【名作スーパーカー型録】File.03「RUF CTR」“伝説のイエローバード”

ニュース

RUF CTR
ルーフ シーティーアール

RUF CTR イエローバード

[GENROQ Web 転載記事]
山崎元裕:文
Text by Motohiro Yamazaki

ドイツの自動車メーカー「RUF」

 南ドイツのファッフェンハウゼンに本社を置くRUFオートモービル社は、ドイツの自動車メーカーとしては、最も小規模で活動を続けるメーカーといえる。彼らが主力として生産しているコンプリートカーは、車体に独自のVINコードを刻むプレートが掲げられることからも証明されるように、あくまでもRUF車であり、ポルシェのチューニングカーではなく、RUF独自による生産車だ。ここ数年はジュネーブ・ショーへも出展し、その知名度はこれまで以上に高まりつつある。

RUF CTR イエローバード

姿形こそポルシェ930だが、中身は別物

 RUFの歴史は、すでに半世紀を大きく超えているが、その中でも同社の名を世界に轟かせるために大きく貢献したモデルが、1987年に発表された「CTR(カレラ・ターボ・ルーフ)」だ。C=カレラの文字が物語るように、CTRは930型カレラのボディをベースとしているが、ボディパネルの多くはアルミニウム製に、さらにルーフのドリップレールを廃止し、左右のドアミラーをコンパクト化、リアのバンパーには熱対策のスリットを採用するなど、ポルシェ911のシルエットを継承しながら、RUF独自の戦闘的なフィニッシュを実現しているのが魅力であり、また強い個性でもある。
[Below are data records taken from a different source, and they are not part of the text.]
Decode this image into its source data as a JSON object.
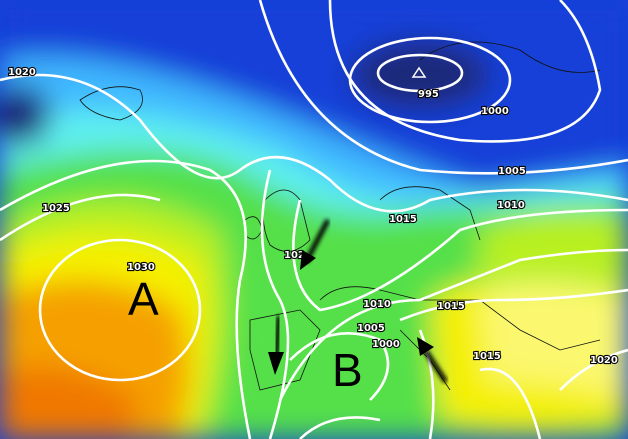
{
  "map": {
    "type": "surface pressure analysis",
    "pressure_centers": [
      {
        "letter": "A",
        "meaning": "high"
      },
      {
        "letter": "B",
        "meaning": "low"
      }
    ],
    "isobar_labels": [
      "1020",
      "995",
      "1000",
      "1005",
      "1010",
      "1015",
      "1025",
      "1030",
      "102",
      "1010",
      "1005",
      "1000",
      "1015",
      "1015",
      "1020"
    ],
    "colors": {
      "deep_low": "#1a2a7a",
      "blue": "#1540d8",
      "light_blue": "#3fb8ff",
      "cyan": "#5ff0f0",
      "green": "#55e04a",
      "lime": "#b8f020",
      "yellow": "#f5f000",
      "orange": "#f5a000",
      "isobar": "#ffffff"
    },
    "wind_arrows": [
      "southwest",
      "south",
      "northwest"
    ]
  }
}
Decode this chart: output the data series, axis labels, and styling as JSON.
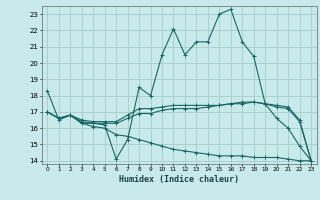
{
  "xlabel": "Humidex (Indice chaleur)",
  "bg_color": "#c8eaea",
  "grid_color": "#aad0d0",
  "line_color": "#1a6666",
  "ylim": [
    13.8,
    23.5
  ],
  "xlim": [
    -0.5,
    23.5
  ],
  "yticks": [
    14,
    15,
    16,
    17,
    18,
    19,
    20,
    21,
    22,
    23
  ],
  "xticks": [
    0,
    1,
    2,
    3,
    4,
    5,
    6,
    7,
    8,
    9,
    10,
    11,
    12,
    13,
    14,
    15,
    16,
    17,
    18,
    19,
    20,
    21,
    22,
    23
  ],
  "series": [
    {
      "x": [
        0,
        1,
        2,
        3,
        4,
        5,
        6,
        7,
        8,
        9,
        10,
        11,
        12,
        13,
        14,
        15,
        16,
        17,
        18,
        19,
        20,
        21,
        22,
        23
      ],
      "y": [
        18.3,
        16.5,
        16.8,
        16.3,
        16.3,
        16.2,
        14.1,
        15.3,
        18.5,
        18.0,
        20.5,
        22.1,
        20.5,
        21.3,
        21.3,
        23.0,
        23.3,
        21.3,
        20.4,
        17.5,
        16.6,
        16.0,
        14.9,
        14.0
      ]
    },
    {
      "x": [
        0,
        1,
        2,
        3,
        4,
        5,
        6,
        7,
        8,
        9,
        10,
        11,
        12,
        13,
        14,
        15,
        16,
        17,
        18,
        19,
        20,
        21,
        22,
        23
      ],
      "y": [
        17.0,
        16.6,
        16.8,
        16.4,
        16.3,
        16.3,
        16.3,
        16.6,
        16.9,
        16.9,
        17.1,
        17.2,
        17.2,
        17.2,
        17.3,
        17.4,
        17.5,
        17.6,
        17.6,
        17.5,
        17.4,
        17.3,
        16.5,
        14.0
      ]
    },
    {
      "x": [
        0,
        1,
        2,
        3,
        4,
        5,
        6,
        7,
        8,
        9,
        10,
        11,
        12,
        13,
        14,
        15,
        16,
        17,
        18,
        19,
        20,
        21,
        22,
        23
      ],
      "y": [
        17.0,
        16.6,
        16.8,
        16.5,
        16.4,
        16.4,
        16.4,
        16.8,
        17.2,
        17.2,
        17.3,
        17.4,
        17.4,
        17.4,
        17.4,
        17.4,
        17.5,
        17.5,
        17.6,
        17.5,
        17.3,
        17.2,
        16.4,
        14.0
      ]
    },
    {
      "x": [
        0,
        1,
        2,
        3,
        4,
        5,
        6,
        7,
        8,
        9,
        10,
        11,
        12,
        13,
        14,
        15,
        16,
        17,
        18,
        19,
        20,
        21,
        22,
        23
      ],
      "y": [
        17.0,
        16.6,
        16.8,
        16.3,
        16.1,
        16.0,
        15.6,
        15.5,
        15.3,
        15.1,
        14.9,
        14.7,
        14.6,
        14.5,
        14.4,
        14.3,
        14.3,
        14.3,
        14.2,
        14.2,
        14.2,
        14.1,
        14.0,
        14.0
      ]
    }
  ]
}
 コクピットも機能的な2シーターデザインだ。実際にポルシェ911から大きな違いを感じるのは、RUFのエンブレムがセンターにレイアウトされたステアリングホイールや、安全性とともに剛性を高めることにも大きく貢献するロールケージ、そしてトリムのアルカンターラなどによるスパルタンな雰囲気。こうしたRUF独自のアイテムが多用されていたのも印象的だった。

RUF CTR イエローバード

最低保証として掲げたのは最高出力469ps&最大トルク553Nm

 リアに搭載されたエンジンは、RUFによって98×74.4mmのボア×ストロークが設定された、3.4リッター空冷式水平対向6気筒ツインターボ。最高出力469ps、最大トルクは553Nmと当時発表されていたが、これはRUFの企業理念でもある、世界中のどのような環境下においても、それが達成できるという最低保証の数字。つまり、さらに好条件ならば、RUFはより高い性能を発揮することになる。

RUF CTR イエローバード

最高速度342km/hを記録した「イエローバード」

 RUF CTRの存在が一気にクローズアップされたのは、当時最新のスーパーカーを集めて行われた、メディアによる最高速テストにおおけるリザルトだった。さまざまな最新のライバルを前にCTRが記録した最高速度は、トップタイムとなる342km/h。この時持ち込まれたCTRは、鮮やかなイエローに塗装されたモデルで、その姿からメディアはCTRに“イエローバード”というニックネームをつけた。ちなみにこの時テストされたモデルは5速MT仕様だったが、RUFは後日マイナーチェンジで6速に変更している。

 CTRは、ポルシェからホワイトボディが供給され生産に移されるが、実際に造られたのは30台のみ(ほかに数台のプロトタイプも存在する)。2017年には、このCTRを現代の最新技術で再現したCTR 2017を発表。それもやはり30台の限定車だった。